Others wondered if the ex-pope really contributed to the book, or if the 92-year-old who retired for health reasons in 2013 was being exploited by people with an interest in undercutting Francis. “Has the pope emeritus become a brand that some manipulate and administer at will?” wondered the head of one Catholic website based in Rome. “Benedict resigned precisely to avoid such indignities,” prominent British Catholic writer Austen Ivereigh wrote in Commonweal, adding that Benedict “sleeps much of the day, has difficulty writing, and finds it hard to talk.” Benedict’s secretary, Archbishop Georg Gänswein, has been making public statements on Benedict’s behalf. (Gänswein, cheekily nicknamed “Gorgeous George,” is also the prefect of Francis’ household, adding to the dueling-popes drama.)

This is not the first time in recent history that an aging religious figure has been blessed with a period of late, and perplexing, productivity. Skeptics noted that the last book supposedly written by evangelist Billy Graham, 2015’s Where I Am, displayed a fluency with the Bible and online theological debates that went far beyond his apparent abilities as a 96-year-old with serious memory loss and that its central claims about God’s wrath did not reflect his last known thinking on the topic. Graham’s son, Franklin, wrote the book’s foreword and is listed as its copyright holder. Last December, when Franklin announced that Billy voted for Donald Trump in 2016, some Graham family members expressed their doubts in scathing terms. “I’ll never forget that day in 2016 when my grandfather, @billygraham, shrugged off the symptoms of Parkinson’s and hydrocephalus, got up out of bed for the first time in a year, drove down to the polling station, and cast his vote,” one of Billy Graham’s grandsons tweeted. “What a glorious memory!”

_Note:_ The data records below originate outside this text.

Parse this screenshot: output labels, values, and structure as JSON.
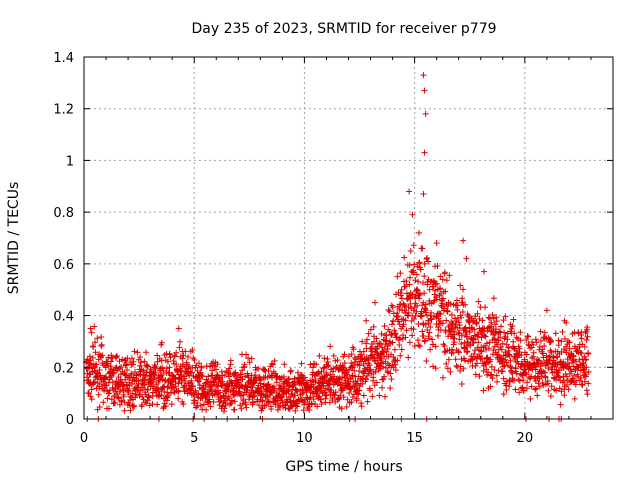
{
  "chart_data": {
    "type": "scatter",
    "title": "Day 235 of 2023, SRMTID for receiver p779",
    "xlabel": "GPS time / hours",
    "ylabel": "SRMTID / TECUs",
    "xlim": [
      0,
      24
    ],
    "ylim": [
      0,
      1.4
    ],
    "x_ticks": [
      "0",
      "5",
      "10",
      "15",
      "20"
    ],
    "x_tick_values": [
      0,
      5,
      10,
      15,
      20
    ],
    "y_ticks": [
      "0",
      "0.2",
      "0.4",
      "0.6",
      "0.8",
      "1",
      "1.2",
      "1.4"
    ],
    "y_tick_values": [
      0,
      0.2,
      0.4,
      0.6,
      0.8,
      1.0,
      1.2,
      1.4
    ],
    "grid": true,
    "marker": "+",
    "series": [
      {
        "name": "SRMTID",
        "color": "#e00000",
        "trend": [
          [
            0.1,
            0.18
          ],
          [
            0.5,
            0.2
          ],
          [
            1.0,
            0.16
          ],
          [
            1.5,
            0.14
          ],
          [
            2.0,
            0.15
          ],
          [
            2.5,
            0.14
          ],
          [
            3.0,
            0.13
          ],
          [
            3.5,
            0.16
          ],
          [
            4.0,
            0.14
          ],
          [
            4.5,
            0.17
          ],
          [
            5.0,
            0.15
          ],
          [
            5.5,
            0.12
          ],
          [
            6.0,
            0.13
          ],
          [
            6.5,
            0.12
          ],
          [
            7.0,
            0.13
          ],
          [
            7.5,
            0.14
          ],
          [
            8.0,
            0.12
          ],
          [
            8.5,
            0.11
          ],
          [
            9.0,
            0.1
          ],
          [
            9.5,
            0.1
          ],
          [
            10.0,
            0.11
          ],
          [
            10.5,
            0.13
          ],
          [
            11.0,
            0.14
          ],
          [
            11.5,
            0.15
          ],
          [
            12.0,
            0.15
          ],
          [
            12.5,
            0.17
          ],
          [
            13.0,
            0.2
          ],
          [
            13.5,
            0.23
          ],
          [
            14.0,
            0.3
          ],
          [
            14.5,
            0.42
          ],
          [
            15.0,
            0.48
          ],
          [
            15.5,
            0.45
          ],
          [
            16.0,
            0.42
          ],
          [
            16.5,
            0.38
          ],
          [
            17.0,
            0.35
          ],
          [
            17.5,
            0.32
          ],
          [
            18.0,
            0.3
          ],
          [
            18.5,
            0.27
          ],
          [
            19.0,
            0.25
          ],
          [
            19.5,
            0.24
          ],
          [
            20.0,
            0.22
          ],
          [
            20.5,
            0.22
          ],
          [
            21.0,
            0.22
          ],
          [
            21.5,
            0.2
          ],
          [
            22.0,
            0.21
          ],
          [
            22.5,
            0.22
          ],
          [
            22.9,
            0.23
          ]
        ],
        "peaks": [
          [
            15.4,
            1.33
          ],
          [
            15.45,
            1.27
          ],
          [
            15.5,
            1.18
          ],
          [
            15.45,
            1.03
          ],
          [
            14.75,
            0.88
          ],
          [
            15.4,
            0.87
          ],
          [
            14.9,
            0.79
          ],
          [
            15.2,
            0.72
          ],
          [
            16.0,
            0.68
          ],
          [
            17.2,
            0.69
          ],
          [
            17.35,
            0.62
          ],
          [
            18.15,
            0.57
          ],
          [
            13.2,
            0.45
          ],
          [
            12.8,
            0.38
          ],
          [
            0.3,
            0.35
          ],
          [
            4.3,
            0.35
          ],
          [
            21.0,
            0.42
          ],
          [
            21.8,
            0.38
          ],
          [
            22.8,
            0.34
          ]
        ],
        "zero_points": [
          0.15,
          0.65,
          3.4,
          4.95,
          5.45,
          6.5,
          8.1,
          9.5,
          12.05,
          12.3,
          14.4,
          15.55,
          20.05,
          21.1,
          21.55,
          21.65
        ]
      }
    ]
  }
}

If this were just a matter of reshuffling some names on a book cover, it would not have scandalized so many Catholics. But Francis’ defenders see something more diabolical at work: the frail ex-pope being taken advantage of by a faction of powerful anti-Francis conservatives in the church hierarchy. Unless Benedict speaks in his own voice, it won’t be clear what he—rather than his advisers and acolytes—thinks about any of this. For now, he remains “hidden from the world.”